Hugo Schiller was just seven years old when a military officer knocked on his door and took his father. A little while later he was in the same concentration camp before he was rescued by a Quaker. That was just the beginning of his survival story.

For almost two years Hugo was in France with more than 40 other Jewish kids doing their best to keep a low profile. During that time he remembers one piece of bread for breakfast, and mostly broth at night for dinners. Though always hungry and hiding, he knew he was lucky to be alive.

When he was nine, he was shipped to the U.S. and luckily his family raised him in New York. While grateful to outlast evil, he still thinks of all the ones who didn’t get the same chance.

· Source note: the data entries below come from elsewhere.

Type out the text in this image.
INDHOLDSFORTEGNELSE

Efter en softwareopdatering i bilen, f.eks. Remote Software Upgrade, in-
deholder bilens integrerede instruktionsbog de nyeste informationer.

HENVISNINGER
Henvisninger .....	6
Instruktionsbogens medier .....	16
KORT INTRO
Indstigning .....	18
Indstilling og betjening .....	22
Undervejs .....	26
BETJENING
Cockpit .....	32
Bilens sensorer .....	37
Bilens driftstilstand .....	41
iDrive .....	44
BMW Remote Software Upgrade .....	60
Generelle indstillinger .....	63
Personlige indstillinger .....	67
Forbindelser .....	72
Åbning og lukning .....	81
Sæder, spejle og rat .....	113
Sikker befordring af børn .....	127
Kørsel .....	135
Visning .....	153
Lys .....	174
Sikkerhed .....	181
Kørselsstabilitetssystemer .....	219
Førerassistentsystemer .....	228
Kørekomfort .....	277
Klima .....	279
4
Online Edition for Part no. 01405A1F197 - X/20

“We all have some sense of guilt that we survived when so many thousands of others didn’t. We weren’t smarter or kinder or better or more religious or any of that. We just survived and they didn’t.”

A fellow survivor and well known author named Ellie Wiesel wrote a book called Night.

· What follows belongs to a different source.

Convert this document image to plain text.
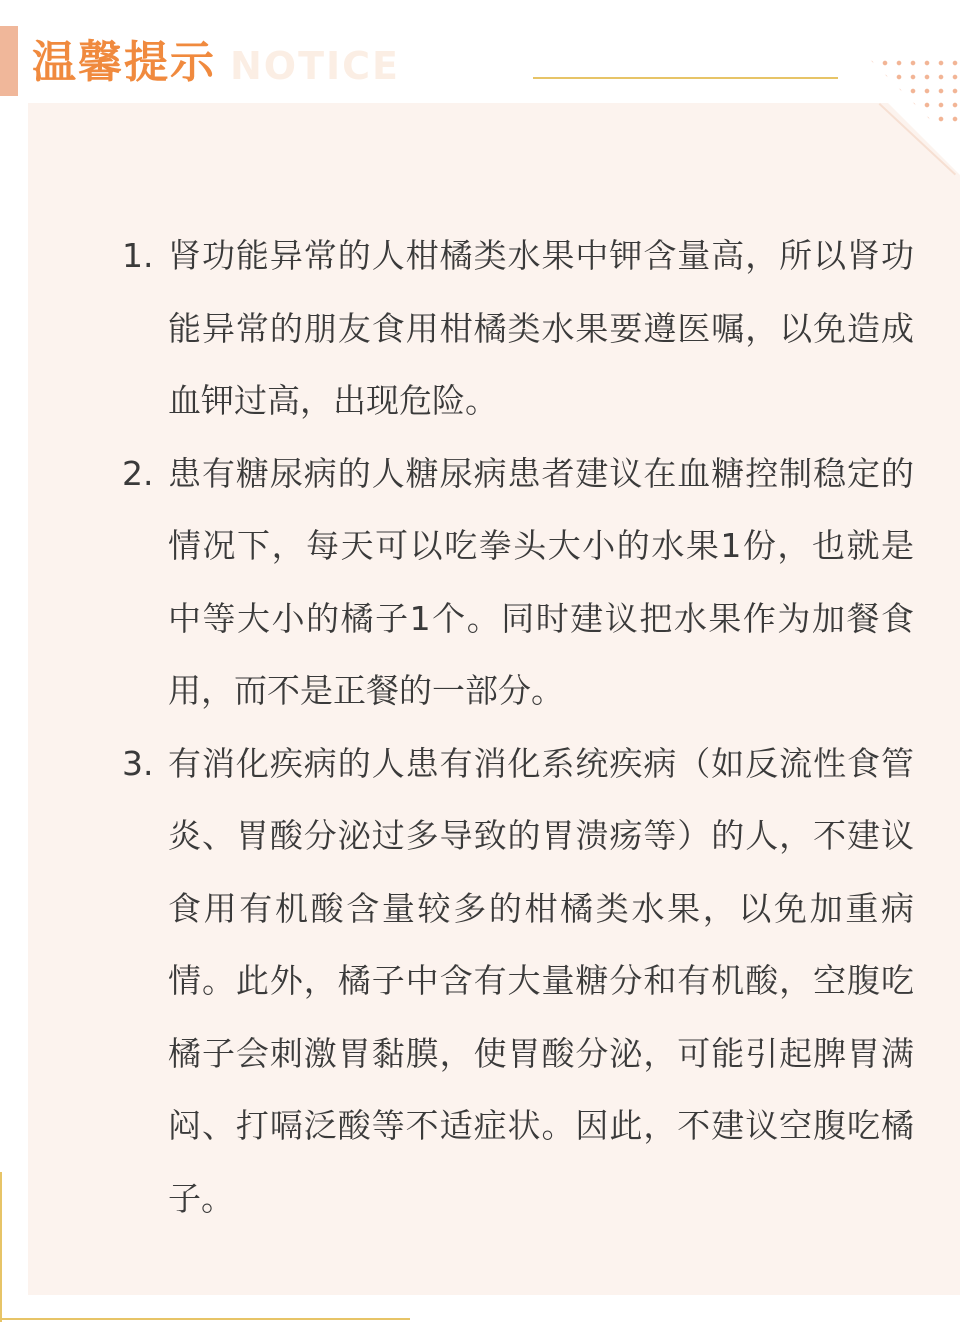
温馨提示 NOTICE
1. 肾功能异常的人柑橘类水果中钾含量高，所以肾功能异常的朋友食用柑橘类水果要遵医嘱，以免造成血钾过高，出现危险。
2. 患有糖尿病的人糖尿病患者建议在血糖控制稳定的情况下，每天可以吃拳头大小的水果1份，也就是中等大小的橘子1个。同时建议把水果作为加餐食用，而不是正餐的一部分。
3. 有消化疾病的人患有消化系统疾病（如反流性食管炎、胃酸分泌过多导致的胃溃疡等）的人，不建议食用有机酸含量较多的柑橘类水果，以免加重病情。此外，橘子中含有大量糖分和有机酸，空腹吃橘子会刺激胃黏膜，使胃酸分泌，可能引起脾胃满闷、打嗝泛酸等不适症状。因此，不建议空腹吃橘子。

The survivor discussed an excerpt from the book that says, “We must take sides. Neutrality helps the oppressor, never the victim. Silence encourages the tormentor, never the tormented. Sometimes we must interfere. When human lives are endangered, when human dignity is in jeopardy, national borders and sensitivities become irrelevant.”

Hugo thanks the Quaker who came and found him in concentration camp. He says if it weren’t for her, he wouldn’t be telling his story.

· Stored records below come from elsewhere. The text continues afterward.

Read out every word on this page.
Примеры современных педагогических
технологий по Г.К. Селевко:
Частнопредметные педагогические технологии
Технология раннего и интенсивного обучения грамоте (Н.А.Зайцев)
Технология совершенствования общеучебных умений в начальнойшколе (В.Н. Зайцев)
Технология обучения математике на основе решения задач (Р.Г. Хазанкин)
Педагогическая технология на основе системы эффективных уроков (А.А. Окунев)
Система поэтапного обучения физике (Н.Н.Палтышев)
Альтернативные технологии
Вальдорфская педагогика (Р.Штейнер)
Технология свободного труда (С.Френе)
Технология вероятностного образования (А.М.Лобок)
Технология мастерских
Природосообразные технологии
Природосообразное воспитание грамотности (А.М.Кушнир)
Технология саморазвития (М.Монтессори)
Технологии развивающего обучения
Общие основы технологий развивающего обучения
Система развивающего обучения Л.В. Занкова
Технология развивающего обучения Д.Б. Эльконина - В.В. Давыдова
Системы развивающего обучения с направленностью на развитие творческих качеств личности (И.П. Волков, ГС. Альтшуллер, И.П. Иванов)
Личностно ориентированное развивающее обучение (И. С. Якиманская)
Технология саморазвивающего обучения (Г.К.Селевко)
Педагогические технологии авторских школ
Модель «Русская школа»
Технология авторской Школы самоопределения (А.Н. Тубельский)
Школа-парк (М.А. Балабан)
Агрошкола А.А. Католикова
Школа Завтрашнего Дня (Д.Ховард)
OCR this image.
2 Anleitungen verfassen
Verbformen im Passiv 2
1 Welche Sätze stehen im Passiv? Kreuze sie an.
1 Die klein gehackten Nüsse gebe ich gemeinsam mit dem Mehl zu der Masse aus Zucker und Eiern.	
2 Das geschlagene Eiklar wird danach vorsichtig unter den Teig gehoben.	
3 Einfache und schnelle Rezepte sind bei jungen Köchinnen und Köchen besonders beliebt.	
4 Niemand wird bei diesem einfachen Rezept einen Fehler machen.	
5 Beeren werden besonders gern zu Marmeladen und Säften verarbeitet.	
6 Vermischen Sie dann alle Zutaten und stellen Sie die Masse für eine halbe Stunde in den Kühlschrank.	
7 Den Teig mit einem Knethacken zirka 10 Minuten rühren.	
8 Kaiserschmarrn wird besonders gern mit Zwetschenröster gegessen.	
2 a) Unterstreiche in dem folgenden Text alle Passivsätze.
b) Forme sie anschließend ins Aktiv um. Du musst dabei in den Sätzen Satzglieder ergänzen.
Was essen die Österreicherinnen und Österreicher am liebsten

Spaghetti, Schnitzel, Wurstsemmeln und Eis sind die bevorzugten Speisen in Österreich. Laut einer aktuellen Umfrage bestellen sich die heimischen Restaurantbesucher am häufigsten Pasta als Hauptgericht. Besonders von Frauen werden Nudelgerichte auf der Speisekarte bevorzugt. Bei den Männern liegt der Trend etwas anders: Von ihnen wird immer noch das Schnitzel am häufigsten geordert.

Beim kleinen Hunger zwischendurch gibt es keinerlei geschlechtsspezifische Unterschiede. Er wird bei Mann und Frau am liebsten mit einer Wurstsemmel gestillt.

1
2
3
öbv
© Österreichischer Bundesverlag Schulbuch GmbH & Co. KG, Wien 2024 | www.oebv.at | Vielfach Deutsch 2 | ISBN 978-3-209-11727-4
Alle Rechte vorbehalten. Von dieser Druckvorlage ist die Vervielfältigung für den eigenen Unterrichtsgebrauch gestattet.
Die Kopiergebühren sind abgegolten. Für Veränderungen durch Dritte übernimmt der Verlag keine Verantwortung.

His biggest fear though is watching genocide after genocide. He says there are far too many stories that sound just like his.

“We haven’t learned very much. And certainly we have had our Rwanda’s after this where people were killed just because of who they are. Right now, Christians are being killed in the middle east because they’re Christians so we haven’t progressed very far. There’s always hope but so far we haven’t evolved since the time of the Holocaust.

The new butterfly memorial will be used as a teaching tool for children. The monument says, “Remember all the children and their families who died in the holocaust. Honor the brave holocaust survivors, the righteous-among-nations rescuers, the United States military members, the United States military liberators and the allied powers. Remember.”

Hugo said his point of survival is to tell his story so that others may never forget.